Galaxies are being stripped of their star-forming material, leading to their early deaths. A study led by Toby Brown from the International Centre for Radio Astronomy Research and Swinburne University of Technology in Australia suggests that a process called “ram-pressure stripping” is more dominant than previously thought. Galaxies consist of vast amounts of stars and gas, surrounded by a huge dark-matter halo – all held together by gravity. Star formation within a galaxy is fuelled by hydrogen gas, yet there are many processes that stop it. These dictate the lifetime of the galaxy because once existing stars cool and grow old, there is no fuel to create new stars and the galaxy dies. Ram-pressure stripping is one such life-limiting process and is related to a galaxy’s dark-matter halo. Haloes are enormous and can stretch across galaxy clusters, changing how the galaxies interact and move because of their huge gravitational forces.
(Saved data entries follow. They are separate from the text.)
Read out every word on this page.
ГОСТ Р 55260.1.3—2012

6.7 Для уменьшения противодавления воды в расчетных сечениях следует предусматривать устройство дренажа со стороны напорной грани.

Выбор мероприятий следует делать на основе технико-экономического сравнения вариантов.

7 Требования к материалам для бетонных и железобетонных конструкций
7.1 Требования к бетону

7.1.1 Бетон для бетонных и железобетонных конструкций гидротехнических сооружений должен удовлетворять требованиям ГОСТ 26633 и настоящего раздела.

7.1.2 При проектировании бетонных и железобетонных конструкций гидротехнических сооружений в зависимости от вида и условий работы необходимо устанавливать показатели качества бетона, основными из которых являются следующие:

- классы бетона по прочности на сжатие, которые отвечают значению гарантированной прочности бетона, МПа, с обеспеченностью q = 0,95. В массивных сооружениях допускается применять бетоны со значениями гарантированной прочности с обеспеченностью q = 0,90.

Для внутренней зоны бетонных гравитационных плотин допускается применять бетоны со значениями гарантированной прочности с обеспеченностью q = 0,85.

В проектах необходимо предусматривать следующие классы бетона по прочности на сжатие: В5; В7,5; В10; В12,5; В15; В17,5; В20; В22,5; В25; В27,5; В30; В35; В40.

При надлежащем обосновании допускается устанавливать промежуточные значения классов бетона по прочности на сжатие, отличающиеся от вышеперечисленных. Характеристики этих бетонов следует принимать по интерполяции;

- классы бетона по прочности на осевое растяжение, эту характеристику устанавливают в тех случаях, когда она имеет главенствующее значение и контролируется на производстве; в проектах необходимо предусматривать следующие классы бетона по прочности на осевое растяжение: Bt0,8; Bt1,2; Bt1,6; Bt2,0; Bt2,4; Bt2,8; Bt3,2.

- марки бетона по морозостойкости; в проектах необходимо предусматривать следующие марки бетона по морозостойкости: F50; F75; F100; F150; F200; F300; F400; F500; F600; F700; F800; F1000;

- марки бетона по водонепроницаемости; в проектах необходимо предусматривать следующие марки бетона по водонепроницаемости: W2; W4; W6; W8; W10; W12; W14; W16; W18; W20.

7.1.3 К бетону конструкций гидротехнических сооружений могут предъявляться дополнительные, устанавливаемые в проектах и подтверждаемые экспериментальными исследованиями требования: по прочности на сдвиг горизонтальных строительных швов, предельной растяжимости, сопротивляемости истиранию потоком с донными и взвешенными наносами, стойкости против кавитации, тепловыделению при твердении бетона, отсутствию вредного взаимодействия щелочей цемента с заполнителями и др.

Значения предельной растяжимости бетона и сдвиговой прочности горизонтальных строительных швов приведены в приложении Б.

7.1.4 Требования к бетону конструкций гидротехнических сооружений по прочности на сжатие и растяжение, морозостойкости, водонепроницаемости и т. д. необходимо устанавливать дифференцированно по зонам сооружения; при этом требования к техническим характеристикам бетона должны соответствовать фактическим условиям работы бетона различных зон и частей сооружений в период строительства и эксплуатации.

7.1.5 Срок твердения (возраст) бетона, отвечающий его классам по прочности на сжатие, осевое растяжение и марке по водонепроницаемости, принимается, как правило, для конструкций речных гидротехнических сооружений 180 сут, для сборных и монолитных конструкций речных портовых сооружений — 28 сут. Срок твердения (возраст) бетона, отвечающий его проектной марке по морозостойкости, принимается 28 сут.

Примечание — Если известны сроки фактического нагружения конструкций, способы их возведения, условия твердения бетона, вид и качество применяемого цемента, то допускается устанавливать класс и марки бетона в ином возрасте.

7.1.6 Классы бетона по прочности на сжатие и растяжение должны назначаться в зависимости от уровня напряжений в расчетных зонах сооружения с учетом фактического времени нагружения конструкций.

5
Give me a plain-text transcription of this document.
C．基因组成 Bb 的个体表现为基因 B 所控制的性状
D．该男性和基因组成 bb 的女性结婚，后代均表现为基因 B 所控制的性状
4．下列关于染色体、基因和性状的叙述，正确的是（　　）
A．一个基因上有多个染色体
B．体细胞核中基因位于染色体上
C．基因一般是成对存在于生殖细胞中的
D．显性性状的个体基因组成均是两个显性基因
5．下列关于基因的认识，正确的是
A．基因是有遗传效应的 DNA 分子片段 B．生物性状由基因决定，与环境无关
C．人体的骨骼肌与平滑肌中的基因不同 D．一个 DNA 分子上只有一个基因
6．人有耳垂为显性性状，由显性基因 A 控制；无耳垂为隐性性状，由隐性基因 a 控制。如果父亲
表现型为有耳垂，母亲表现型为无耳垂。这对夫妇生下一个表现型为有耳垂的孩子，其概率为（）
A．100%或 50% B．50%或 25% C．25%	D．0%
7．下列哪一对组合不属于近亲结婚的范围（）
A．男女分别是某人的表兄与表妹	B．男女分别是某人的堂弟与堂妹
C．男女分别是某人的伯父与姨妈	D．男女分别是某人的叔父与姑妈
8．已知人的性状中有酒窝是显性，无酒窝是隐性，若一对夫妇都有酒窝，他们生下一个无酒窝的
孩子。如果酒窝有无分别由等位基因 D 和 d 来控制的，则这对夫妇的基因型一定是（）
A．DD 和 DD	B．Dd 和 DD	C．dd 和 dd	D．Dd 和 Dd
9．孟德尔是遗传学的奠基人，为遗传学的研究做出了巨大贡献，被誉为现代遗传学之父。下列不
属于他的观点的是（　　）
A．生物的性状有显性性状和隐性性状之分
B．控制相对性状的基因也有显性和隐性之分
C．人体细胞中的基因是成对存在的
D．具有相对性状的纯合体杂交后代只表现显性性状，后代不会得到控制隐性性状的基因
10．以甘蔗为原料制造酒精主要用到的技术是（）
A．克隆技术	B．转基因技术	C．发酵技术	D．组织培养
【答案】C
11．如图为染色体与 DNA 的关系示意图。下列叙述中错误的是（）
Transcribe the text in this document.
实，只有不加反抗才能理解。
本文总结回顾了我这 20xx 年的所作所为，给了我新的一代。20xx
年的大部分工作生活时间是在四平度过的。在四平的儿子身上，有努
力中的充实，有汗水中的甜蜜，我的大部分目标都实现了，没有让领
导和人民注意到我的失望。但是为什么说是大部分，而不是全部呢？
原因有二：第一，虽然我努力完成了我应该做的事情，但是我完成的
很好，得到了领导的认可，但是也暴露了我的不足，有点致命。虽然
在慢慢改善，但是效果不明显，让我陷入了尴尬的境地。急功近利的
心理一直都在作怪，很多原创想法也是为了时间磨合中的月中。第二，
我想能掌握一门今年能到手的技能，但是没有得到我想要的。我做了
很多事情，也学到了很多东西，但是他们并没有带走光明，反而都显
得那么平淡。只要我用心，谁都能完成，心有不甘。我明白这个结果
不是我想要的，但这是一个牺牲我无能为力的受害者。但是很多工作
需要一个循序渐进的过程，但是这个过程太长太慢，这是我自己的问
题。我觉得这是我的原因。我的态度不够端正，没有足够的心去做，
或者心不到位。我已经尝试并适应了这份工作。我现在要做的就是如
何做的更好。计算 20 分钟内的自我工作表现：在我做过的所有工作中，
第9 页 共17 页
As galaxies fall to the centre of their clusters, passing through halos, the super-heated intergalactic plasma sweeps the gas from the galaxies. This is ram-pressure stripping and, on a cosmic scale, it acts very fast. While previous studies have shown the process acts on large galaxy clusters with massive dark-matter halos, Brown explains that “this paper demonstrates that the same process is operating in much smaller groups of just a few galaxies together with much less dark matter.” The study, published in Monthly Notices of the Royal Astronomical Society, looked at 10,600 galaxies and could help to solve other galaxy-evolution mysteries.

China completes free-electron laser facility

Researchers in China have announced the completion of a new free-electron laser (FEL) that can produce ultraviolet light. The Dalian Coherent Light Source (DCLS) cost around $20m to construct and is located at the Chinese Academy of Sciences Dalian Institute of Chemical Physics in Liaoning Province. FELs involve accelerating electrons in a linear accelerator and then passing them through “undulators” so they give off photons. Most work in the X-ray regime, such as the Linac Coherent Light Source at the SLAC National Accelerator Laboratory in Stanford, US, as well as the upcoming European X-ray Free Electron Laser, which is under construction near Hamburg, Germany. Yet the team behind the DCLS says that it can deliver light in an energy range from 8–4 eV and is the world’s brightest in this part of the electromagnetic spectrum, known as the vacuum ultraviolet (VUV). The researchers say that the facility will be able to study molecules and atoms in gases, which is hard to do with conventional X-ray FELs. “VUV FEL light sources have wide applications in the study of basic energy science, chemistry, physics and atmospheric sciences,” says Xueming Yang from the Dalian Institute of Chemical Physics. “We expect that the new facility will become a new machine for important scientific discoveries and international scientific collaborations.”